O sonho de Rebouças era encenar O escravo, que encomendara a Carlos Gomes em 1884, mas o maestro não aprontou a obra a tempo. Foi preciso pinçar no repertório lírico outra ópera que exprimisse a acepção política do ato. Bulicioff encarnaria Aida. Escolha estratégica, pois a obra do popular Verdi atraía multidões e trazia tema alusivo: a moça-título era filha do rei da Etiópia, confinada ao cativeiro no antigo Egito.
Ao pisar no tablado, casa cheia, Bulicioff viu caírem a seus pés as flores que o movimento abolicionista usava como símbolo. Ao fim do primeiro ato, a plateia calou-a com palmas; as manifestações cresceram no segundo e galgaram o clímax na ária de arremate do terceiro. Nessa parte da história, Aida foge do cativeiro, liberdade representada com o acender das novíssimas luzes elétricas.

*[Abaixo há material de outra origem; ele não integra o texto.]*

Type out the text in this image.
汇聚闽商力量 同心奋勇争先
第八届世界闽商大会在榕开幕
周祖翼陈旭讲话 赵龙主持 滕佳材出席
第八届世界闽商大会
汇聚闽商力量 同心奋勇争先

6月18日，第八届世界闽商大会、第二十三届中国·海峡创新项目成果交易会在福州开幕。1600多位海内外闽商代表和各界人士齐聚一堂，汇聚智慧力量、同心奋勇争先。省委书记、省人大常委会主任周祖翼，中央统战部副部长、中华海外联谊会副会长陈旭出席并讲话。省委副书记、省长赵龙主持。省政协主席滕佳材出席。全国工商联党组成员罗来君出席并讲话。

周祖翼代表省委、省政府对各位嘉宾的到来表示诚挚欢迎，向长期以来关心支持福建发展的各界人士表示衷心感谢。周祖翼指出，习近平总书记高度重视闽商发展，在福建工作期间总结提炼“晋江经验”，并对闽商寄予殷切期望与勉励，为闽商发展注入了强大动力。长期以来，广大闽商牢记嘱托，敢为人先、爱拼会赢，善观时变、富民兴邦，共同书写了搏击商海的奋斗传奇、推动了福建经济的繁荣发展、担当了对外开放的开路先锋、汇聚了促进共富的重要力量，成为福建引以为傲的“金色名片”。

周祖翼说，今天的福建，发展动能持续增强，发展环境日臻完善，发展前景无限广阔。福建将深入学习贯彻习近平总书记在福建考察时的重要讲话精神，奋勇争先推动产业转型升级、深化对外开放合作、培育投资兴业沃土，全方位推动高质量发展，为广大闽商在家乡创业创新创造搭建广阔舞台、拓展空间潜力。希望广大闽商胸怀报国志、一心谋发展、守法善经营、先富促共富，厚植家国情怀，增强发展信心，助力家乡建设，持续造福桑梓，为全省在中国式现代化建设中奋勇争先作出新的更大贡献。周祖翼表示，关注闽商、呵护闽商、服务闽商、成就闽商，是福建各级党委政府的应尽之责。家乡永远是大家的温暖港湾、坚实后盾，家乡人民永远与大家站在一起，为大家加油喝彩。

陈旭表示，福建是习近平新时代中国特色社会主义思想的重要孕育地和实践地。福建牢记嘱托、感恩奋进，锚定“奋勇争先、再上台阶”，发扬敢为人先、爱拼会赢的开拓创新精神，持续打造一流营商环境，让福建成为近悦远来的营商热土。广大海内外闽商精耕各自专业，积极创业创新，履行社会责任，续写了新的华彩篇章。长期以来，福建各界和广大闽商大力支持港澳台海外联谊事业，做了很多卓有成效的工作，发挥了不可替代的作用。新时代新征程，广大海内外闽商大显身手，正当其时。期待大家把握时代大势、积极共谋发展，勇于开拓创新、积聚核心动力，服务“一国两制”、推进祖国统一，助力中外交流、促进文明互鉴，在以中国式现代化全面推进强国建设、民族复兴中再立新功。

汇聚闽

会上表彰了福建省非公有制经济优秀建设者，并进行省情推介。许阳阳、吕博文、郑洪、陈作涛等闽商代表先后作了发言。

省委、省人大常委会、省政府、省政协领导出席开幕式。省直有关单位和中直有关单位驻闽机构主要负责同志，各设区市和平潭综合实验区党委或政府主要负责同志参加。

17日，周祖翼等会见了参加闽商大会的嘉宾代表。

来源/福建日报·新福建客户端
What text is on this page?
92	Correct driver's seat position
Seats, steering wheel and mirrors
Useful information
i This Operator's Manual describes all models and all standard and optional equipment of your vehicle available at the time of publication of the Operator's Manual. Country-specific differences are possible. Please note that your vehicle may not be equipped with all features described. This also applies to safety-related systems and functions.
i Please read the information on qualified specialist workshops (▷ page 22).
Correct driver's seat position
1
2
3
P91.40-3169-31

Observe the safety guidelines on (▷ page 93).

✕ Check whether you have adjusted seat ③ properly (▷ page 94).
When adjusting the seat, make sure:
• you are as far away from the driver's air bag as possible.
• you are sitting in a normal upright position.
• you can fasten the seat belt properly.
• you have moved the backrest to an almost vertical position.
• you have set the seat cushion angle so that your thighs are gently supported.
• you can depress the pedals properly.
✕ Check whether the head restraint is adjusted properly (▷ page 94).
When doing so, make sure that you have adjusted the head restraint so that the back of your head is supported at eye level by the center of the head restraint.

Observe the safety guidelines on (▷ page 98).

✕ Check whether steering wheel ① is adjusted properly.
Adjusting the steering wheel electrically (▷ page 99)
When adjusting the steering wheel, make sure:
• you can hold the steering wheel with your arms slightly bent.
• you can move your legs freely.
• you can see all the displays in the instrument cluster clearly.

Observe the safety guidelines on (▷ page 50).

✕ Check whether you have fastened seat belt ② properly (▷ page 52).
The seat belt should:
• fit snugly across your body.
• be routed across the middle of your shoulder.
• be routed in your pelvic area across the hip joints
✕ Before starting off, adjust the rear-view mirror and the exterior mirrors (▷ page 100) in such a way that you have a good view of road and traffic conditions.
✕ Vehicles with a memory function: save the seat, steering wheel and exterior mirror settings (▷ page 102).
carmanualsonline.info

Foi a deixa para José do Patrocínio, acompanhado pela Banda dos Meninos Desvalidos, subir ao palco. Trazia consigo seis escravizadas, como martelavam os abolicionistas, vítimas de uma instituição imoral, injusta, arcaica. As moças trajavam branco, ao passo que Bulicioff vestia roupas de uma escrava dos faraós, assim igualadas. A banda tocou o Hino Nacional. A russa, então, arrebentou suas algemas cenográficas e, diante do público, que de pé agitava lenços, entregou-lhes cartas de liberdade. Abraçou e beijou cada uma das mulheres que, ante os olhos dos espectadores, se metamorfosearam de escravas em livres. Sete Aidas. Choraram elas e o público, em delírio. Houve palmas e vivas, lançaram-se flores, soltaram-se pombos.